- The Washington Times - Tuesday, February 12, 2008

RICHMOND — Virginia superdelegates, like their counterparts in other states, are split over whether their votes at the Democratic convention this summer should be for the winner of state primaries or their personal choice.

Delegate Jennifer L. McClellan, Richmond Democrat, said yesterday she will vote for Sen. Hillary Rodham Clinton regardless of primary outcomes.

“I will cast my vote at the convention for her unless she withdraws from the race because I still believe her to be the best candidate for the job,” she said. “I imagine those superdelegates who have committed to Senator [Barack] Obama feel the same way.”

The controversy started after Mr. Obama, Illinois Democrat, and Mrs. Clinton, New York Democrat, emerged from the recent Super Tuesday primaries essentially tied for the number of superdelegates won.

Mr. Obama now leads Mrs. Clinton 931-882 in the number of delegates won in primaries and caucuses, according to the most recent Associated Press count. However, Mrs. Clinton leads Mr. Obama 1,148-1,121 if superdelegates are factored into the count.

Virginia has 18 superdelegates — Gov. Tim Kaine, the state’s Democratic members of the U.S. House and Senate, and other party insiders.

If neither Democrat emerges from the primary season with the 2,025 delegates needed to secure the nomination, the party’s 796 superdelegates would cast the tie-breaking votes.

So far, six of Virginia’s superdelegates have vowed to support Mrs. Clinton, and four back Mr. Obama — Mr. Kaine and the three Virginia Democrats in the U.S. House. They are Reps. Robert C. Scott, 3rd District; James P. Moran, 8th District; and Rick Boucher, 9th District.

Unlike the state’s 83 delegates, the superdelegates can vote for any candidate, regardless of whom they endorse during the campaign.

Mr. Kaine, Mr. Obama’s national co-chairman, suggests a clear front-runner will likely emerge before the national Democratic convention and that the superdelegates will support “the people’s choice.”

“So, at the end of the day, I don’t expect it will be the superdelegates brokering the deal,” he said Sunday on ABC’s “This Week” program. “The superdelegates, I think, are going to follow the will of the electorate.”
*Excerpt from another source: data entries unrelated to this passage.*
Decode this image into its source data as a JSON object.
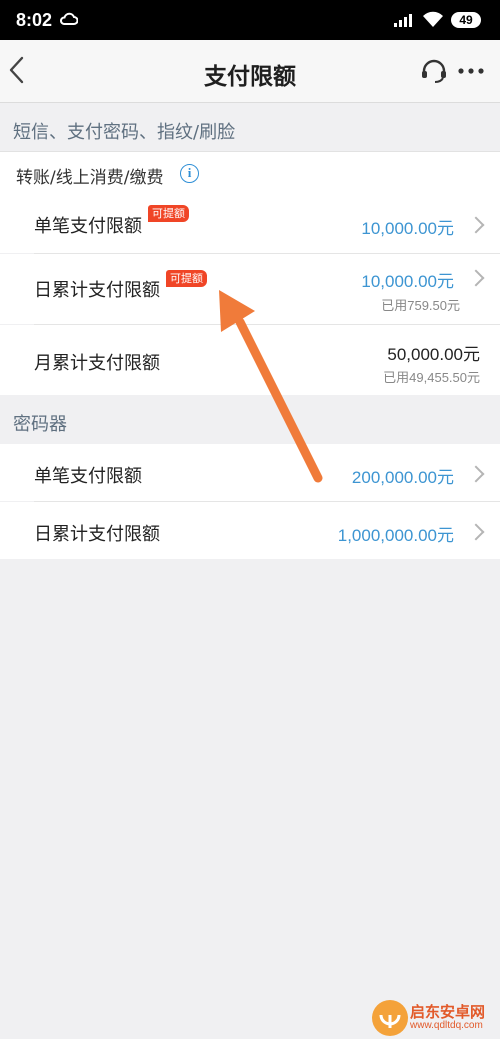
{
  "status_bar": {
    "time": "8:02",
    "battery": "49"
  },
  "nav": {
    "title": "支付限额"
  },
  "sections": {
    "sms": "短信、支付密码、指纹/刷脸",
    "sms_group": "转账/线上消费/缴费",
    "token": "密码器"
  },
  "sms_rows": [
    {
      "label": "单笔支付限额",
      "badge": "可提额",
      "value": "10,000.00元"
    },
    {
      "label": "日累计支付限额",
      "badge": "可提额",
      "value": "10,000.00元",
      "used": "已用759.50元"
    },
    {
      "label": "月累计支付限额",
      "value": "50,000.00元",
      "used": "已用49,455.50元"
    }
  ],
  "token_rows": [
    {
      "label": "单笔支付限额",
      "value": "200,000.00元"
    },
    {
      "label": "日累计支付限额",
      "value": "1,000,000.00元"
    }
  ],
  "watermark": {
    "title": "启东安卓网",
    "url": "www.qdltdq.com"
  },
  "colors": {
    "accent": "#3d95d2",
    "badge": "#f04526",
    "arrow": "#f07b3a"
  }
}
However, Mr. Kaine said the previous night, at the annual Jefferson-Jackson Dinner, in Richmond, he had “declared his allegiance and am not changing.”
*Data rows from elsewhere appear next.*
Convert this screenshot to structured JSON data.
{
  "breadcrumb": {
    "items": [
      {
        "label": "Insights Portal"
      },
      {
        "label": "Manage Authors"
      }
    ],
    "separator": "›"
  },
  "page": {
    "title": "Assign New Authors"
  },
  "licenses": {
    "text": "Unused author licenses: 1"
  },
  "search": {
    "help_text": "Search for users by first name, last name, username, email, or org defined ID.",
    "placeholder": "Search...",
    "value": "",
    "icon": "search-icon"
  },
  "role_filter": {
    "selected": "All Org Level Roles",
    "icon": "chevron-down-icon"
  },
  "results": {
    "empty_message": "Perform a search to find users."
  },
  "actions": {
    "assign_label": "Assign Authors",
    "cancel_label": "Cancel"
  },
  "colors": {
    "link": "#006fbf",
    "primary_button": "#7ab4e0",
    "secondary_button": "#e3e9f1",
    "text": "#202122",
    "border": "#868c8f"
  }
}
Delegate Lionell Spruill, Chesapeake Democrat and a superdelegate, said he plans to vote for Mrs. Clinton, no matter what happens in Virginia or in the rest of the primary season.

“He is not the guy who goes with the popular crowd,” said spokeswoman Susan Rowland. “He is firm with his conviction to Senator Clinton.”

Mr. Moran, who on Sunday endorsed Mr. Obama, plans to stick with the candidate, regardless of primary votes.

“Congressman Moran endorsed Senator Obama, believes he will be the Democratic nominee and looks forward to voting for him as a superdelegate at this summer’s convention,” said spokesman Austin J. Durrer.

Sen. Jim Webb is among the few remaining top Virginia Democrats who has yet to endorse a candidate.

Spokeswoman Jessica Smith declined to discuss Mr. Webb’s vote, saying, “We’re going to stay out of this discussion for now.”

C. Richard Cranwell, chairman of the state Democratic Party, said he has not decided how he will vote at the national convention and suggested the process must have been adopted for a good reason.

Superdelegates “bring an institutional memory and historical perspective to the process that is designed where the primary process does not resolve the nominee,” he said. “This is kind of like understanding that fresh peaches are wonderful, but you know canned peaches that were so meticulously put away to be enjoyed in January or February brought a little different flavor.”